Several volumes of memoirs attest to Lee’s concern about his legacy, although Singapore’s extraordinary success under his leadership speaks for itself. Like him or not — and many did not — there is no denying the city-state’s remarkable and enduring prosperity and stability.
Yet the effort put into those memoirs by the man who called himself “Minister Mentor” during his later years offers a clue about Lee’s ultimate concern. His legacy in terms of Singapore’s past success may be clear, but what about the future?
That, of course, is one of the few things he could not control, beyond offering his teachings to future generations. Yet in one crucial respect — determining Singapore’s new generation of leaders — the tight control that Lee exercised in the past might now make that future more difficult. The issue is certainly solvable, especially given an excellent education system and high-quality institutions of all kinds. However, Lee’s own actions suggest that he harbored doubts.
The succession to Lee was clear: After handing over the premiership in 1990 (at the surprisingly young age of 66) to a trusted associate, Goh Chok Tong (吳作棟), he groomed his eldest son, Brigadier-General Lee Hsien Loong (李顯龍), for the job. After serving as Singapore’s trade minister, finance minister and deputy prime minister, Lee Hsien Loong took over the top post in 2004. What is unresolved is where power goes next — and how.
NEPOTISM
Perhaps the answer will simply be that Singapore’s ruling People’s Action Party will choose a successor in the conventional way. Certainly, Singapore’s cadre of talented and experienced officials and ministers is deep. Still, the question is an open one, owing to Lee Kuan Yew’s somewhat paradoxical sensitivity to the prominence of his family members in some of the nation’s most senior posts.
Lee fought many battles with the international media over their coverage of Singapore, especially from the mid-1980s onward, by which point the country’s success had become abundantly clear. As a Cambridge-trained lawyer, he was especially keen on using the law to browbeat his media (and political) critics, knowing full well that he had no serious chance of losing in Singapore’s own courts.
During my time as the editor-in-chief of The Economist from 1993 to 2006, I received such browbeatings on many occasions.
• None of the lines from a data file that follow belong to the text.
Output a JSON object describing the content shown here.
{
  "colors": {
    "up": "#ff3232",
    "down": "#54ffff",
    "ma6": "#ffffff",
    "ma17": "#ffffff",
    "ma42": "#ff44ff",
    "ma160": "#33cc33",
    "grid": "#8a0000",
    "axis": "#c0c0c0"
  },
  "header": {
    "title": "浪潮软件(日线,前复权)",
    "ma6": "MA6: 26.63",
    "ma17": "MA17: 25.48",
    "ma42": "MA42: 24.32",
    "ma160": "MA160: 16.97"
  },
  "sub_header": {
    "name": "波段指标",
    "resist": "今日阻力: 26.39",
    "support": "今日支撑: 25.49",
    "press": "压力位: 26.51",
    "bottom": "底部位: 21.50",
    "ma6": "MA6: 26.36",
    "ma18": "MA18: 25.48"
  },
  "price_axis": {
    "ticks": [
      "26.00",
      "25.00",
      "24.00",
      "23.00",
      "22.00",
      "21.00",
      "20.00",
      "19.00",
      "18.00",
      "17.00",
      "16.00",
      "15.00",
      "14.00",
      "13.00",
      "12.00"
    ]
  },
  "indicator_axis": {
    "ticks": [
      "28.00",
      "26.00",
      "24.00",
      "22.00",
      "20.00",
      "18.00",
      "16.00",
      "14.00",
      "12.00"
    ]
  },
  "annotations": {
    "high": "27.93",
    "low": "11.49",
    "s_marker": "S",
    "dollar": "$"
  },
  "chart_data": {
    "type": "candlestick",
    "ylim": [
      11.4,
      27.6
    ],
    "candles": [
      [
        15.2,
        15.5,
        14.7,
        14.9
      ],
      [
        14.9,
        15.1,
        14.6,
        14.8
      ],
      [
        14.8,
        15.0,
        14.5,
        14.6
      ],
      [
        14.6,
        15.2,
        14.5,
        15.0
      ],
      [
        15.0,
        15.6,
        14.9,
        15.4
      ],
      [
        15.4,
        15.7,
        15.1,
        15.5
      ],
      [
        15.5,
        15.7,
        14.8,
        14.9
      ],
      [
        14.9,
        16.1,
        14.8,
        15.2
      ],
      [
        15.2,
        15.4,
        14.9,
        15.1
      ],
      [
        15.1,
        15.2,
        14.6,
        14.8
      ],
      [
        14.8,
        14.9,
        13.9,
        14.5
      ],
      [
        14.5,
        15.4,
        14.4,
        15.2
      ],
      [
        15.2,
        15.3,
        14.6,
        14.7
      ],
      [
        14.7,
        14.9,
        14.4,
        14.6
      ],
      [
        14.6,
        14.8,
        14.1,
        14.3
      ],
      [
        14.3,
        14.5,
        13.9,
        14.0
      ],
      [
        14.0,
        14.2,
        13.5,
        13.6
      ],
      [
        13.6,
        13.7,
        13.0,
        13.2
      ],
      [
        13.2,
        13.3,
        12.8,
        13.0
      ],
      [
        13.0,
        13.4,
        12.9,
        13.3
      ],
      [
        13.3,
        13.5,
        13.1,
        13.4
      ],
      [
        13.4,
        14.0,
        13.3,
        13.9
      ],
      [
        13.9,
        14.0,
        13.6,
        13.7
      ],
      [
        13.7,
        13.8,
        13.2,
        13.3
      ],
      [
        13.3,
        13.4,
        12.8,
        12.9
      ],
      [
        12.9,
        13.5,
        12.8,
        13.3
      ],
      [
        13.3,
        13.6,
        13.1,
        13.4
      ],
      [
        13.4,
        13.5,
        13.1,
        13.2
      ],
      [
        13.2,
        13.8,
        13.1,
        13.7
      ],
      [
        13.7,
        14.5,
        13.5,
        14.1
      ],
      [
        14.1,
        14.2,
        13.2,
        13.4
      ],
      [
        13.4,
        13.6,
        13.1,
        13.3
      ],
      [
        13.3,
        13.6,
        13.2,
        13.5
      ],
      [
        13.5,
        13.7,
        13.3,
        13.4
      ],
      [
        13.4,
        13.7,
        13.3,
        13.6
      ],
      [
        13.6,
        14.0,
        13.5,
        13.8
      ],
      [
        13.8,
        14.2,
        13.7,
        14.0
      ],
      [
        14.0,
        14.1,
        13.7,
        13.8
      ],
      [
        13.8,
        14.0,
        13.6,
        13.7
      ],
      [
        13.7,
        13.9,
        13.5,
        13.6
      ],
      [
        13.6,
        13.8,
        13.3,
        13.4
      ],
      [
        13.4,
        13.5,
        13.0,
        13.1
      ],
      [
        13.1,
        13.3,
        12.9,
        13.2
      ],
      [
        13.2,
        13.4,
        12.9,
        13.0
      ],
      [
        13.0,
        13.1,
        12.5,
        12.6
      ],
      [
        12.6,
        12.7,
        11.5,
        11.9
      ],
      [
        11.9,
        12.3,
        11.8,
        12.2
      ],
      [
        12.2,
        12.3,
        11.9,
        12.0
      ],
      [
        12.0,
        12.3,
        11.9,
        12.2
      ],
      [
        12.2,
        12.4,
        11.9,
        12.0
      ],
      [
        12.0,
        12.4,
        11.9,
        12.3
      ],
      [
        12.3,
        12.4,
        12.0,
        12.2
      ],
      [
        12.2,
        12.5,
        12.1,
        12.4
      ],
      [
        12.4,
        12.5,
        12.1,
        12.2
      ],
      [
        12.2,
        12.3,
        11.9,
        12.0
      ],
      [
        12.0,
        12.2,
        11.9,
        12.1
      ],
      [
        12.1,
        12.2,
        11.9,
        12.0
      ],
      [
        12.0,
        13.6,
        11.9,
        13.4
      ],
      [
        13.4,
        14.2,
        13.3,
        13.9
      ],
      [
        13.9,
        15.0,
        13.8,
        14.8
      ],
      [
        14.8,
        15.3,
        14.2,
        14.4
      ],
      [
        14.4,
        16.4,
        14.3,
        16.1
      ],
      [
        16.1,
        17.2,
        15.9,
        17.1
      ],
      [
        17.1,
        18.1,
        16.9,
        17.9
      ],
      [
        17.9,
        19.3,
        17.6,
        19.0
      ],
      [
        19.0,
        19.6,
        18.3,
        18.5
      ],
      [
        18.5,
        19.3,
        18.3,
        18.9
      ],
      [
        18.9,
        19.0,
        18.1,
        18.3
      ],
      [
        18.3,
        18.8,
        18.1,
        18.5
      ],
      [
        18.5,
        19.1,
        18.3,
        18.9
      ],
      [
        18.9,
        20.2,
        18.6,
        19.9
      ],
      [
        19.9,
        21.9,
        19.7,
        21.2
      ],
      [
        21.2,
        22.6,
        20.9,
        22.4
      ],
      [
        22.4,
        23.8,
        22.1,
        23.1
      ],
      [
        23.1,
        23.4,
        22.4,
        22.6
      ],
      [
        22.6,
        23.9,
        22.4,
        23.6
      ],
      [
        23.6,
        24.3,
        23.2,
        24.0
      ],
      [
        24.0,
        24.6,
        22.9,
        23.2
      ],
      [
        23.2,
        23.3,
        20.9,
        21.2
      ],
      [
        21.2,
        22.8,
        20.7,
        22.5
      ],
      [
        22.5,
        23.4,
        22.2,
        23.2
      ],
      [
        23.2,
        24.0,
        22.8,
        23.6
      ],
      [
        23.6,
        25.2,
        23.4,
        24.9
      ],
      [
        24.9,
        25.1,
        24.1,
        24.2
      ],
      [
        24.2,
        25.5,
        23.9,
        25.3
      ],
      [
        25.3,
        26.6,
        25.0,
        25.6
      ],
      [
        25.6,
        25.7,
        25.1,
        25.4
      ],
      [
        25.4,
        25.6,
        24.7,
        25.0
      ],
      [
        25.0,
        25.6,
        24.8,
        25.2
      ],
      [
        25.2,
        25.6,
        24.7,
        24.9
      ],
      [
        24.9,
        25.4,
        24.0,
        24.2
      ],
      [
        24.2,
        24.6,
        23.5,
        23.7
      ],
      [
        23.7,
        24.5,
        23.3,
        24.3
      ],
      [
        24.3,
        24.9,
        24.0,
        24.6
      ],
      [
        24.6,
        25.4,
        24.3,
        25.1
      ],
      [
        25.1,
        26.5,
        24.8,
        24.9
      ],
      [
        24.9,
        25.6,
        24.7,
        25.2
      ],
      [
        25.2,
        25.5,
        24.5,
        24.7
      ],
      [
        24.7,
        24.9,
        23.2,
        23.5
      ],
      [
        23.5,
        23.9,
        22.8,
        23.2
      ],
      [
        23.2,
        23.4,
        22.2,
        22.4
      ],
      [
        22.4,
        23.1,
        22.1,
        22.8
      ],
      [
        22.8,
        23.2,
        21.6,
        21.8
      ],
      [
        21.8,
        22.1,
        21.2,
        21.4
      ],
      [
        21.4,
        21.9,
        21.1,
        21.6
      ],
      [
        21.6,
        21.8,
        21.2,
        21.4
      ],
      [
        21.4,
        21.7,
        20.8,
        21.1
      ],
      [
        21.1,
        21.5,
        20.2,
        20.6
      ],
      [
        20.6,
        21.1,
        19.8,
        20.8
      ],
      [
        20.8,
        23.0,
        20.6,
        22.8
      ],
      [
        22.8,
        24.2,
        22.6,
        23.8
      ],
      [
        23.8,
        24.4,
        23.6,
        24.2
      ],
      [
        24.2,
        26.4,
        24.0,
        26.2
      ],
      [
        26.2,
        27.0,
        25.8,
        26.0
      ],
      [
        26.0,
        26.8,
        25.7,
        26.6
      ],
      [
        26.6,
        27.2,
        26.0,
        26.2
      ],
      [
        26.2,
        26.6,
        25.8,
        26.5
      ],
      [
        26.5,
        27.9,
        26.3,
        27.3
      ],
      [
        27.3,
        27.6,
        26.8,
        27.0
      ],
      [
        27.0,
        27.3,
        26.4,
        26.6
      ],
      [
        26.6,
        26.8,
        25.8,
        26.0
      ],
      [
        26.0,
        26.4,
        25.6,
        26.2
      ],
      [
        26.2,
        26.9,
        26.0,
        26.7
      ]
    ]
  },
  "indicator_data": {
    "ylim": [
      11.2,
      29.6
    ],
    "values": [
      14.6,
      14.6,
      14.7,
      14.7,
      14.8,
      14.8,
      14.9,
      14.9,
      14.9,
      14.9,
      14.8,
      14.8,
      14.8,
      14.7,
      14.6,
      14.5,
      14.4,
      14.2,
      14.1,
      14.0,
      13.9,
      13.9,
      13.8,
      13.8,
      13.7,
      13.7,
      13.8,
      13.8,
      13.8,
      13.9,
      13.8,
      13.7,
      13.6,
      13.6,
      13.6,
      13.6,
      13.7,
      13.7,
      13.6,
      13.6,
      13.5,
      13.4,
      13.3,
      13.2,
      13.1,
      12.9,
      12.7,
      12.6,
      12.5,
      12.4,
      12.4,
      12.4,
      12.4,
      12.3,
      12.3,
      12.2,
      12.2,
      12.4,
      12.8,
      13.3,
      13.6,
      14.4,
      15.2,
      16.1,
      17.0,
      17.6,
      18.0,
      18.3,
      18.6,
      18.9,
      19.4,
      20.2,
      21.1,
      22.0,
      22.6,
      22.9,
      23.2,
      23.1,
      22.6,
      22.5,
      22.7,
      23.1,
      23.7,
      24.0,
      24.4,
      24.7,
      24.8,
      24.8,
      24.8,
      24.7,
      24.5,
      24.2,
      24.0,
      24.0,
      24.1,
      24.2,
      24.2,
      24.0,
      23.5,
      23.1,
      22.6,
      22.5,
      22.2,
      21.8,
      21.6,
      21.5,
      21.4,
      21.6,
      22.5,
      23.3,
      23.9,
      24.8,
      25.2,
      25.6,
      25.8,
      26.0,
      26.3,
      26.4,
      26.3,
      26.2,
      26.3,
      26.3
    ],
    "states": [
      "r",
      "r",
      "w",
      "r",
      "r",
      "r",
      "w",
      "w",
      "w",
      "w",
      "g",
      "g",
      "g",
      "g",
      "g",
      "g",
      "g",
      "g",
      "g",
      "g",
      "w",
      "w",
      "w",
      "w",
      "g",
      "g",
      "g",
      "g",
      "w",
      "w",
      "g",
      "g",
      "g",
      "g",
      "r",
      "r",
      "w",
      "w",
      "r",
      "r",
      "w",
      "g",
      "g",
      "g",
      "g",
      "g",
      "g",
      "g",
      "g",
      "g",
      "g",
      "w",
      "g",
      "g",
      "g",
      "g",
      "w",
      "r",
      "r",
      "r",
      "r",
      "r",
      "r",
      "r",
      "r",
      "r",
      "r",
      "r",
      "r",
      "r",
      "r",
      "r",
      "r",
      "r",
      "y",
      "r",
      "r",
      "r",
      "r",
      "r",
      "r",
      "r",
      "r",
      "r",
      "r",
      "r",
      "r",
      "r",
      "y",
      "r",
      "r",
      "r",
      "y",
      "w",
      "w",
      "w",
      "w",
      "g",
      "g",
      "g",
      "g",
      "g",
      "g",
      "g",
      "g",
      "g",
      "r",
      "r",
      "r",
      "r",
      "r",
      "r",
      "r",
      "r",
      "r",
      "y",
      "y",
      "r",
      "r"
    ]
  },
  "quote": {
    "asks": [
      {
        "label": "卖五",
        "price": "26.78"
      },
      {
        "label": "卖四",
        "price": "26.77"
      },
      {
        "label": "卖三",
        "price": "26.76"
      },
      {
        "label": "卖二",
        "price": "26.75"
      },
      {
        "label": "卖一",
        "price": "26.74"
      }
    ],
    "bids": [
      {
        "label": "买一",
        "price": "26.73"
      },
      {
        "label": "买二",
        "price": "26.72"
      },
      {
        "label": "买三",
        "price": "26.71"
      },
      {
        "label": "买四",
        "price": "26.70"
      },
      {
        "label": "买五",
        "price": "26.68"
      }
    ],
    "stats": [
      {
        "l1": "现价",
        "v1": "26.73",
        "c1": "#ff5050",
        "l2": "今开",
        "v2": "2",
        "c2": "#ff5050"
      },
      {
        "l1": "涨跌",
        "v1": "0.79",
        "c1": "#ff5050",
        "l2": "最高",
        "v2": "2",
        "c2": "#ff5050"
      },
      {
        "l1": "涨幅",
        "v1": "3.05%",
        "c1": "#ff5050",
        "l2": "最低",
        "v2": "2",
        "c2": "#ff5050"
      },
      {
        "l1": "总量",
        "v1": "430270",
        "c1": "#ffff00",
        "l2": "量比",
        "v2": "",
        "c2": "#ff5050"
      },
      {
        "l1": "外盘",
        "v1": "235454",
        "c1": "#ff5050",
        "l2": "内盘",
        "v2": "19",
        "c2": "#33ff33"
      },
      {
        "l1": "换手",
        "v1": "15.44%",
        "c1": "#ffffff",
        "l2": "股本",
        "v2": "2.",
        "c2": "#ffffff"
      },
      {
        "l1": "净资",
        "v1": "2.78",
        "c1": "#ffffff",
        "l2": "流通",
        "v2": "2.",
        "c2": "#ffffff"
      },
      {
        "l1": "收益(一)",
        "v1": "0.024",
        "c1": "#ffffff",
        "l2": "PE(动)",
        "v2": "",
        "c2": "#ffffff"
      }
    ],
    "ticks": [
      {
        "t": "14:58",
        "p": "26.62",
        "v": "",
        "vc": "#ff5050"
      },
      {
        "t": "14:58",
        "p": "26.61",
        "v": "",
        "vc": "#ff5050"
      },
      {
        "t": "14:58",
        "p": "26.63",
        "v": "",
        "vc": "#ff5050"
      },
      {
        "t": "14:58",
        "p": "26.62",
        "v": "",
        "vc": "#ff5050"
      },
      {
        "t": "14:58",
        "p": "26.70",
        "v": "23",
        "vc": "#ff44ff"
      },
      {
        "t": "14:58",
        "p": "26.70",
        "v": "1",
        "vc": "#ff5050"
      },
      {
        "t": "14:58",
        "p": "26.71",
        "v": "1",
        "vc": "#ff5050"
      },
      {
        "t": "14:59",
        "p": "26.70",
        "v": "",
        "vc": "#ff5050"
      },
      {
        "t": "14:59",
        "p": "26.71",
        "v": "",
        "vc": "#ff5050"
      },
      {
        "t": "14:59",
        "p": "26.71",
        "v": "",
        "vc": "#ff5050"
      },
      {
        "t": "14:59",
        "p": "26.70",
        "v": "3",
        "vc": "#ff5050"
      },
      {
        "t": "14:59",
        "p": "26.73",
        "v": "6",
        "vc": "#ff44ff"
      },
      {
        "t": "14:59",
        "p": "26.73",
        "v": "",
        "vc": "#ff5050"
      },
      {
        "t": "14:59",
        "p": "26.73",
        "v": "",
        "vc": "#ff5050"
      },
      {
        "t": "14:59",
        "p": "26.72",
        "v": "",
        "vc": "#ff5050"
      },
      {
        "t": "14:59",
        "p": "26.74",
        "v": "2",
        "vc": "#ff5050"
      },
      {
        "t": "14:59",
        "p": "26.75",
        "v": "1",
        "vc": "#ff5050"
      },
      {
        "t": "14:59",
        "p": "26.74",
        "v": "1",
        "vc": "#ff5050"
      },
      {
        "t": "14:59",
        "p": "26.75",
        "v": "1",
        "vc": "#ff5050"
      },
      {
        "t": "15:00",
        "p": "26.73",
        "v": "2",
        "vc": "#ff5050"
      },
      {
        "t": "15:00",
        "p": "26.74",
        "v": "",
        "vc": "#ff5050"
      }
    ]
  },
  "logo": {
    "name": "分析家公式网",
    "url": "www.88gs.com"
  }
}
What eventually became clear was that under no circumstances could Lee Kuan Yew countenance one particular word or concept: nepotism. After all, he had set up Singapore as an intensely meritocratic society, in which competition — under clear and accepted rules — was king. So when his own son became prime minister, and his daughter-in-law, Ho Ching (何晶), took the helm at Temasek Holdings Pte, one of the state’s huge investment companies, any insinuation that they had done so on anything other than their own merit was unacceptable.
Lee Kuan Yew established a high-minded committee to establish that nepotism was not the reason, and then set about suing anyone who dared to suggest otherwise. Yet this abhorrence of nepotism was illogical — and Lee was generally nothing if not logical, even ruthlessly so — because in this case a perfectly good justification for it followed smoothly from his own analysis of Singapore.
MENTOR ROLE
A tiny, multiracial society ejected from Malaysia in 1965, Singapore was born in an atmosphere of vulnerability, lack of legitimacy and trust, and ethnic conflict. Up through the 1980s and 1990s, Lee often justified the continuation of authoritarian policies by reference to those communal riots, and to the ever-present possibility of a loss of social trust and a return to conflict.
So, in passing the baton to his eldest son, he could be said to have dealt with that risk in the most logical way possible. If you trusted the founder of Singapore and thought him legitimate, who better to trust than the founder’s own son? Indeed, the father would remain on the scene, first as “Senior Minister” and then in his mentor role, and had made his son prove his abilities openly in a series of prominent positions.
It worked, and Lee Hsien Loong has by all accounts done a good job as prime minister, whatever the explanation for his rise. There is no current risk to Singapore’s political stability, and the younger Lee is just 63 years old; he could remain in office for a long time to come.
The question, though, remains: What happens next? Lee Kuan Yew dealt with the question of succession by deferring it. His son will need to provide the answer.
Bill Emmott is a former editor-in-chief of The Economist, and is the author of Good Italy, Bad Italy and The Rivals: How the Power Struggle Between China, India and Japan Will Shape Our Next Decade.